Cherry
- Author: Nico Walker
- Language: English
- Publisher: Alfred A. Knopf
- Publication date: August 14, 2018
- Publication place: United States
- Media type: Print, e-book
- Pages: 336
- ISBN: 0525520139

= Cherry (novel) =

2018 novel by Nico Walker

Cherry is a 2018 novel by American author Nico Walker. It concerns an unnamed narrator's time in college, as a soldier during the War in Iraq, and life as a drug addict and bank robber after returning from the war during the midst of the American opioid epidemic.

The novel is an example of autofiction, as Walker was a military veteran who struggled with drug addiction and robbed banks, but there are several differences between the author's real-life actions and the main character's fictional actions.
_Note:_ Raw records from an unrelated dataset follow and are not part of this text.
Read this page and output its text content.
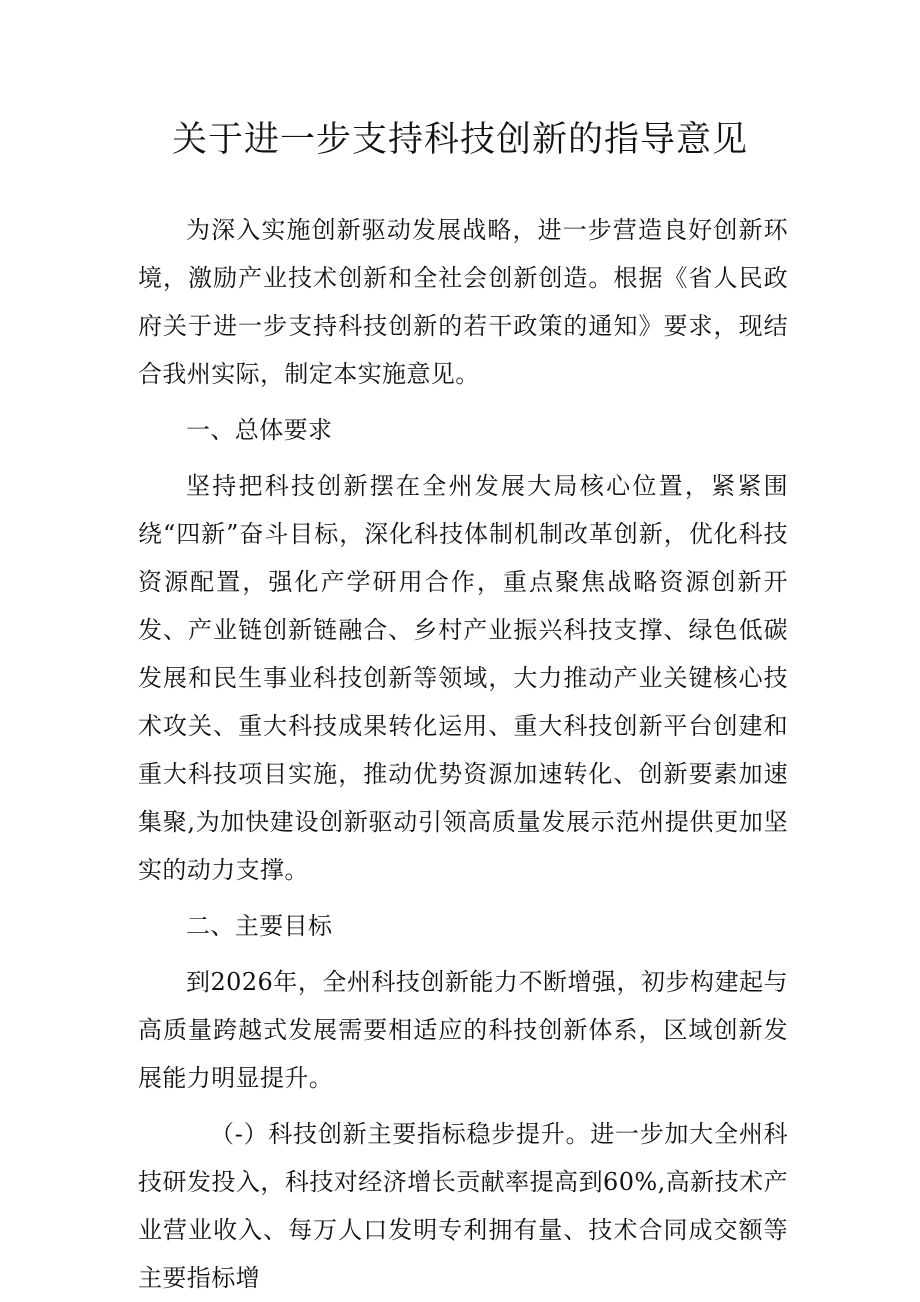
关于进一步支持科技创新的指导意见

为深入实施创新驱动发展战略，进一步营造良好创新环境，激励产业技术创新和全社会创新创造。根据《省人民政府关于进一步支持科技创新的若干政策的通知》要求，现结合我州实际，制定本实施意见。

一、总体要求

坚持把科技创新摆在全州发展大局核心位置，紧紧围绕“四新”奋斗目标，深化科技体制机制改革创新，优化科技资源配置，强化产学研用合作，重点聚焦战略资源创新开发、产业链创新链融合、乡村产业振兴科技支撑、绿色低碳发展和民生事业科技创新等领域，大力推动产业关键核心技术攻关、重大科技成果转化运用、重大科技创新平台创建和重大科技项目实施，推动优势资源加速转化、创新要素加速集聚,为加快建设创新驱动引领高质量发展示范州提供更加坚实的动力支撑。

二、主要目标

到2026年，全州科技创新能力不断增强，初步构建起与高质量跨越式发展需要相适应的科技创新体系，区域创新发展能力明显提升。

（-）科技创新主要指标稳步提升。进一步加大全州科技研发投入，科技对经济增长贡献率提高到60%,高新技术产业营业收入、每万人口发明专利拥有量、技术合同成交额等主要指标增
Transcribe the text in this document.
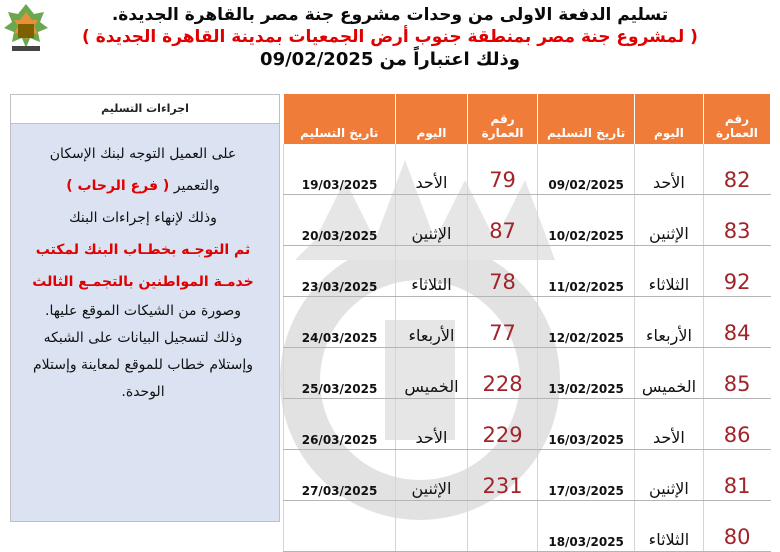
تسليم الدفعة الاولى من وحدات مشروع جنة مصر بالقاهرة الجديدة.
( لمشروع جنة مصر بمنطقة جنوب أرض الجمعيات بمدينة القاهرة الجديدة )
وذلك اعتباراً من 09/02/2025
رقم العمارة	اليوم	تاريخ التسليم	رقم العمارة	اليوم	تاريخ التسليم
82	الأحد	09/02/2025	79	الأحد	19/03/2025
83	الإثنين	10/02/2025	87	الإثنين	20/03/2025
92	الثلاثاء	11/02/2025	78	الثلاثاء	23/03/2025
84	الأربعاء	12/02/2025	77	الأربعاء	24/03/2025
85	الخميس	13/02/2025	228	الخميس	25/03/2025
86	الأحد	16/03/2025	229	الأحد	26/03/2025
81	الإثنين	17/03/2025	231	الإثنين	27/03/2025
80	الثلاثاء	18/03/2025			
اجراءات التسليم

على العميل التوجه لبنك الإسكان

والتعمير ( فرع الرحاب )

وذلك لإنهاء إجراءات البنك

ثم التوجـه بخطـاب البنك لمكتب

خدمـة المواطنين بالتجمـع الثالث

وصورة من الشيكات الموقع عليها.

وذلك لتسجيل البيانات على الشبكه

وإستلام خطاب للموقع لمعاينة وإستلام

الوحدة.
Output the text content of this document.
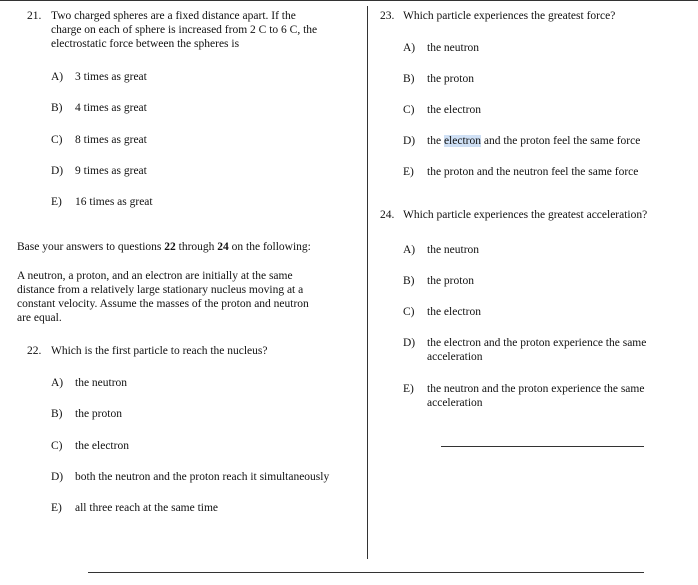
21. Two charged spheres are a fixed distance apart. If the
charge on each of sphere is increased from 2 C to 6 C, the
electrostatic force between the spheres is
A) 3 times as great
B) 4 times as great
C) 8 times as great
D) 9 times as great
E) 16 times as great
Base your answers to questions 22 through 24 on the following:
A neutron, a proton, and an electron are initially at the same
distance from a relatively large stationary nucleus moving at a
constant velocity. Assume the masses of the proton and neutron
are equal.
22. Which is the first particle to reach the nucleus?
A) the neutron
B) the proton
C) the electron
D) both the neutron and the proton reach it simultaneously
E) all three reach at the same time
23. Which particle experiences the greatest force?
A) the neutron
B) the proton
C) the electron
D) the electron and the proton feel the same force
E) the proton and the neutron feel the same force
24. Which particle experiences the greatest acceleration?
A) the neutron
B) the proton
C) the electron
D) the electron and the proton experience the same
acceleration
E) the neutron and the proton experience the same
acceleration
A film adaptation, directed by the Russo brothers and starring Tom Holland, was released in 2021.

== Synopsis ==
The unnamed narrator, a young man from Cleveland, drops out of college and enlists in the United States Army as a medic during the Iraq War. Suffering from PTSD, the narrator starts self-medicating with opiates while deployed and continues once back home. His opioid use quickly becomes a devastating addiction that hurts his attempts at furthering his education and his personal relationships. After reigniting his relationship with his ex girlfriend, who enables his opioid abuse, the narrator begins to run out of money and decides to start robbing banks to pay for his and his girlfriend's habit.

==Development==
===Writing===
Walker had been in a federal prison in Ashland, Kentucky, for bank robbery since 2013, and wrote the book on a typewriter over the course of several years. He was released early from prison in October 2019.

=== Cover ===
Janet Hansen, a designer at Alfred Knopf, created the book cover, which features a skull originally by Swedish graphic designer Daniel Bjugård. Walker’s literary agent dismissed an earlier version with "[it looked] like it should be sold in Hot Topic".

== Reception ==
The book was published to "near-universal praise" according to Vulture.com. It debuted at number 14 on The New York Times bestseller list.

The book and the film adaptation have been criticized for presenting the bank robber sympathetically, while overlooking the innocent victims of the crime, such as the bank employees caught in the crime spree.

==Film adaptation==

Because Walker only had limited phone access while in prison, the negotiations for a film adaptation were unusually long. Days after publication, filmmakers Joe and Anthony Russo, through their studio AGBO, bought the production rights for $1 million then signed on to direct and produce from a screenplay by Jessica Goldberg. In March 2019, it was confirmed that Tom Holland was cast in the lead role. Filming began in October 2019. Ciara Bravo, Bill Skarsgård, Jack Reynor, Jeff Wahlberg, Kyle Harvey, Forrest Goodluck and Michael Gandolfini were added in October. Filming wrapped on January 20, 2020. After early distribution talks with Netflix, the Russo brothers struck a deal with Apple TV+ in September 2020. Cherry was theatrically released February 26, 2021 and premiered on the streaming service on March 12, 2021.